Once COVID-19 arrived, however, YC had to abandon its attachment to its old format. Both the firm’s partners and members of recent, virtual YC batches say that it’s pointless to fixate on the specifics of what’s been gained or lost. Ralston compares the situation to Burning Man: New attendees focus on the experience they get, not a past they didn’t participate in.
“Obviously, I don’t think it’s the same as being there in person, particularly the serendipitous walking-to-the-water-cooler conversations,” acknowledges Adam Michalski, the CEO of Partnered, a YC Winter 2021 startup that offers a shared customer-relationship manager for companies that partner with each other. “But nonetheless, I think they did a really good job at just making it so that you actually did feel a sense of community amongst a very large batch [of companies].”
Ultimately, “being able to stay at home and not have to leave my family to go to the West Coast, I saw as, frankly, a plus,” says Michalski. “The efficiency that you get, being able to pop from Zoom to Zoom, is also just really great.”
Sonakshi Nathani has an even better excuse than Michalski for appreciating the ability to be part of a YC batch from afar. She’s the Hyderabad, India-based CEO of Bikayi, a YC startup that aims to be the Shopify of its home market. But it’s not avoiding travel time that she values most. Founded in 2019, Bikayi was already enough of a success without YC that it had customers to support, something that would have been impossible to accomplish under YC’s old drop-everything-and-travel-to-Silicon-Valley regimen.
“We used to get around 60 or 70 [support] calls daily,” she says. “We were just three people working together.” Only when she heard that the YC program was going remote did it sound like a realistic option—whereupon Bikayi successfully applied to be part of the summer 2020 batch.
‘Silicon Valley is also available online’
Both Ralston and Seibel are careful to emphasize that the fact that founders can be part of YC from anywhere does not mean that it turned out that there was no benefit to spending time in the Bay Area. They certainly haven’t become part of the chorus of entrepreneurs who have melodramatically abandoned San Francisco and environs in recent days.
“Silicon Valley still remains a special place,” says Ralston. “It’s a unique place to start a startup. But it was sort of inevitable that it would not remain unique in its ability to dominate as the cradle of tech startup success. That’s spreading out around the world has been going on for years and years.”
“I still think that founders who are going to want the experience of being in a city where being a startup founder is normal and not weird will come here,” adds Seibel. “I think founders who don’t need that experience are going to find that Silicon Valley is also available online. And this is just going to provide founders with more choices.”

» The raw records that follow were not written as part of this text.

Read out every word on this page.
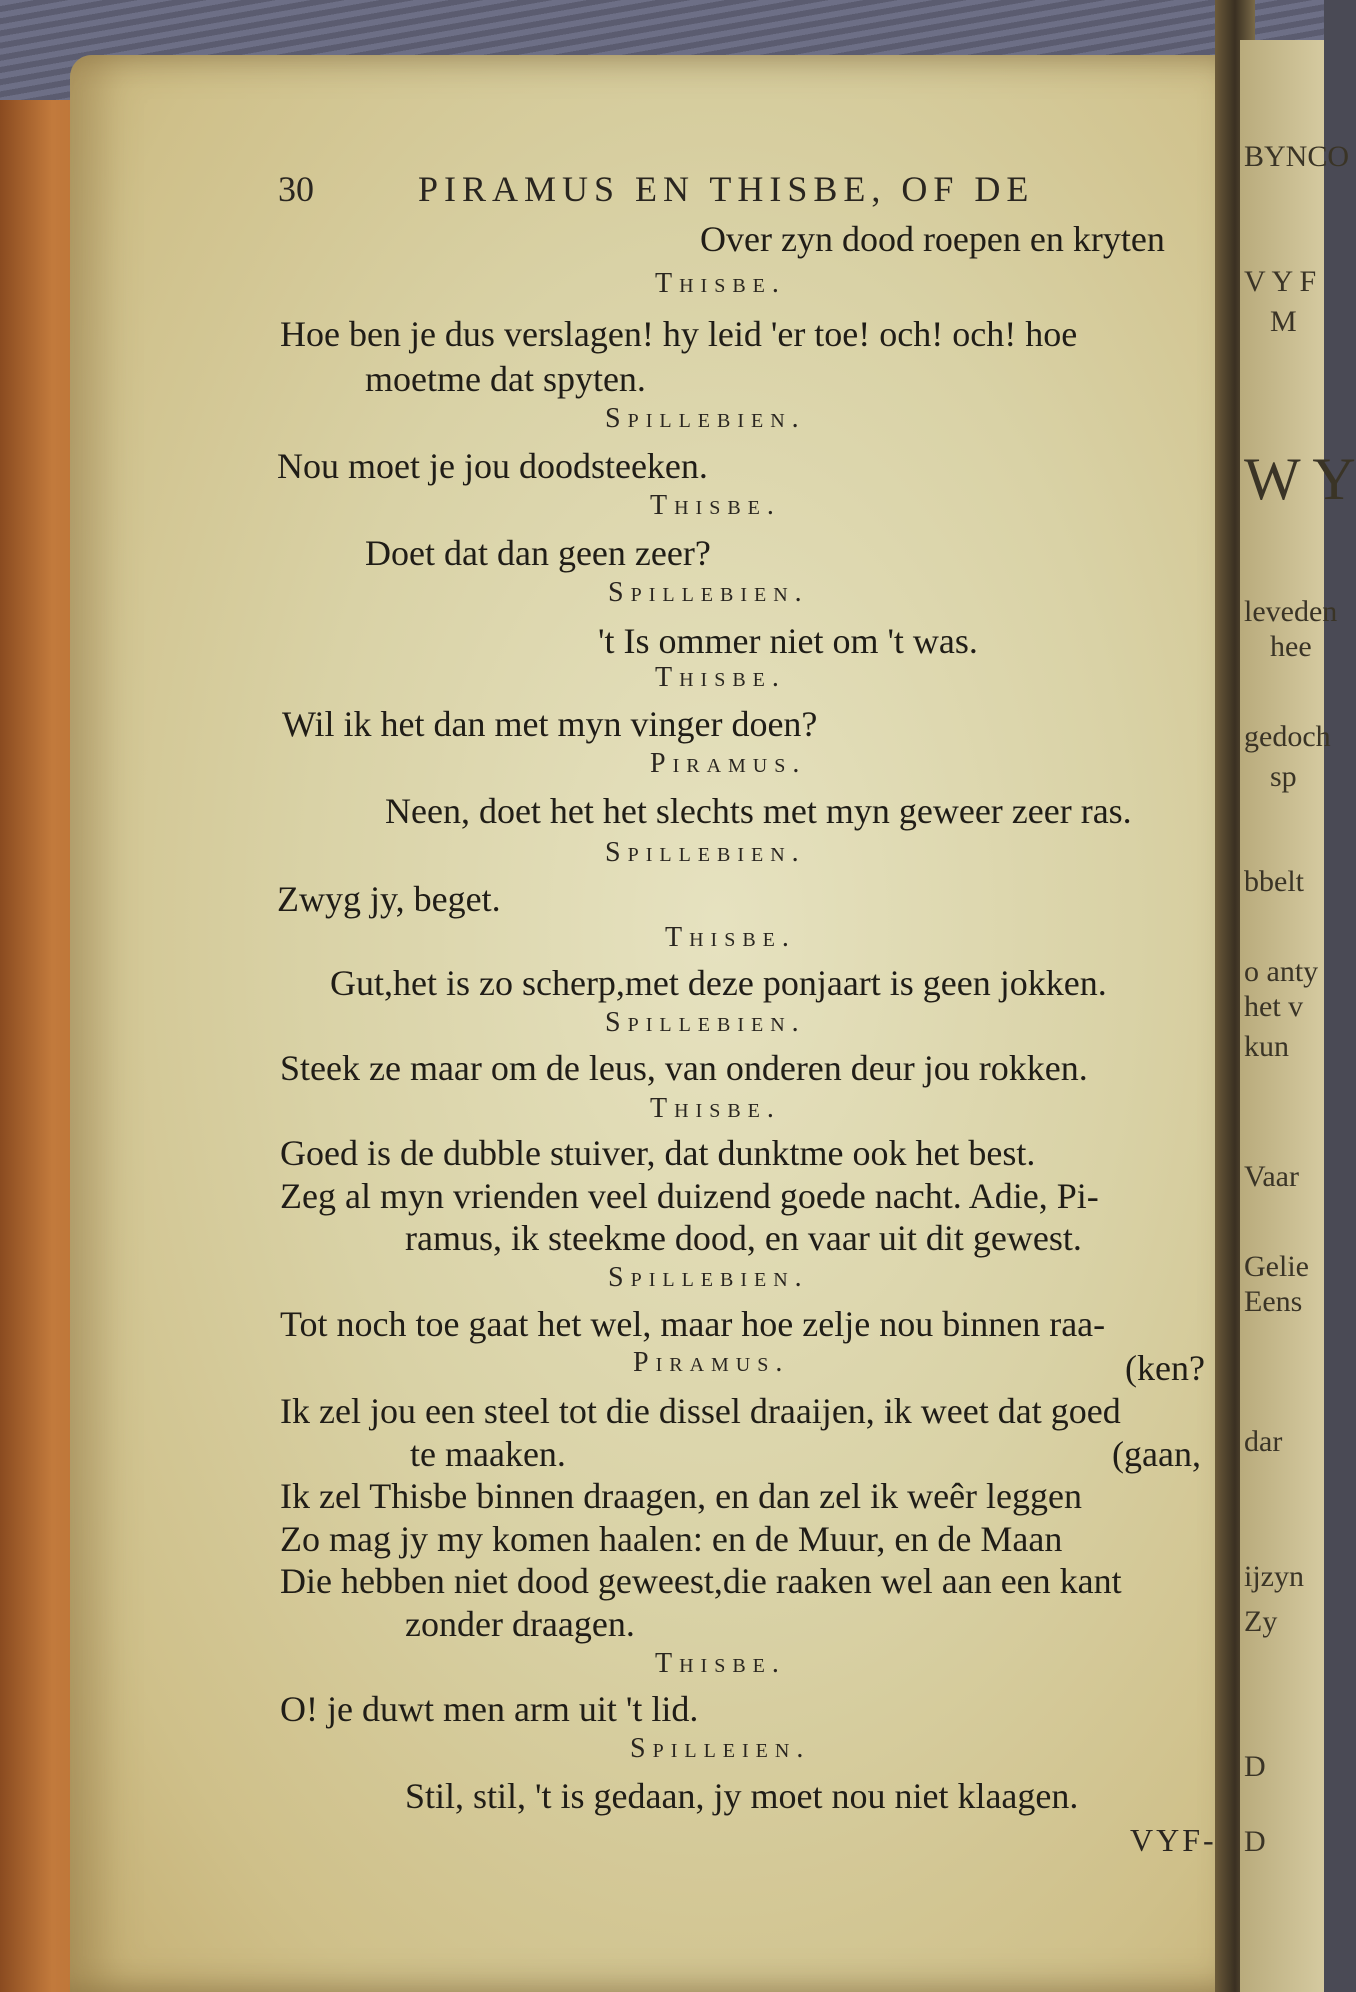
BYNCO
V Y F
M
W Y
leveden
hee
gedoch
sp
bbelt
o anty
het v
kun
Vaar
Gelie
Eens
dar
ijzyn
Zy
D
D
30	PIRAMUS EN THISBE, OF DE
Over zyn dood roepen en kryten
Thisbe.
Hoe ben je dus verslagen! hy leid 'er toe! och! och! hoe
moetme dat spyten.
Spillebien.
Nou moet je jou doodsteeken.
Thisbe.
Doet dat dan geen zeer?
Spillebien.
't Is ommer niet om 't was.
Thisbe.
Wil ik het dan met myn vinger doen?
Piramus.
Neen, doet het het slechts met myn geweer zeer ras.
Spillebien.
Zwyg jy, beget.
Thisbe.
Gut,het is zo scherp,met deze ponjaart is geen jokken.
Spillebien.
Steek ze maar om de leus, van onderen deur jou rokken.
Thisbe.
Goed is de dubble stuiver, dat dunktme ook het best.
Zeg al myn vrienden veel duizend goede nacht. Adie, Pi-
ramus, ik steekme dood, en vaar uit dit gewest.
Spillebien.
Tot noch toe gaat het wel, maar hoe zelje nou binnen raa-
Piramus.	(ken?
Ik zel jou een steel tot die dissel draaijen, ik weet dat goed
te maaken.	(gaan,
Ik zel Thisbe binnen draagen, en dan zel ik weêr leggen
Zo mag jy my komen haalen: en de Muur, en de Maan
Die hebben niet dood geweest,die raaken wel aan een kant
zonder draagen.
Thisbe.
O! je duwt men arm uit 't lid.
Spilleien.
Stil, stil, 't is gedaan, jy moet nou niet klaagen.
VYF-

It’s also an opportunity for Y Combinator. Back in 2019, when the firm still insisted that startups make the trek to Silicon Valley to participate in its program, Seibel was already marveling at how many budding entrepreneurs around the world, from Mexico City to Lagos, Nigeria, felt like YC material. “It turns out that this startup community is global, and it’s online, and that means it sprouts up in all these various places,” he told me at the time. If nothing else, bringing YC to at least some of these people rather than making all of them come to YC is a more efficient way to scale.

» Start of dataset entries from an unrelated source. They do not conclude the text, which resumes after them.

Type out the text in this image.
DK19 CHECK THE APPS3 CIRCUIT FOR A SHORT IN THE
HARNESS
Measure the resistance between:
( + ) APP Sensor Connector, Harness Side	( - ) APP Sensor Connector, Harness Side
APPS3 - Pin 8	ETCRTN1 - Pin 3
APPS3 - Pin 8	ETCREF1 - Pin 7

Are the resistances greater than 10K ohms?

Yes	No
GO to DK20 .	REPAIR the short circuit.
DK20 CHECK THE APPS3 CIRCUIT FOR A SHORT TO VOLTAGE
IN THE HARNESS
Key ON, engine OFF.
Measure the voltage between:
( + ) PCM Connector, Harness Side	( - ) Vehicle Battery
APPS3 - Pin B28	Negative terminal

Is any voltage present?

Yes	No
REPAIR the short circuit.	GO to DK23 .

According to Seibel, the investment community that helps propel startups upward after their initial YC funding already appreciates the more far-flung nature of the newest batches. “A lot of investors have told me that they love that they’re getting access to international companies they’d never gotten access to before,” he says. “They’re learning about markets they never were able to learn about before.”
However YC ends up once COVID-19 is truly not a factor in its operations, its embrace of remote technology may not look like a pivot. Instead—as with many changes to business imposed by pandemic conditions—it could feel like it got to a place it was going anyway. Just a whole lot faster.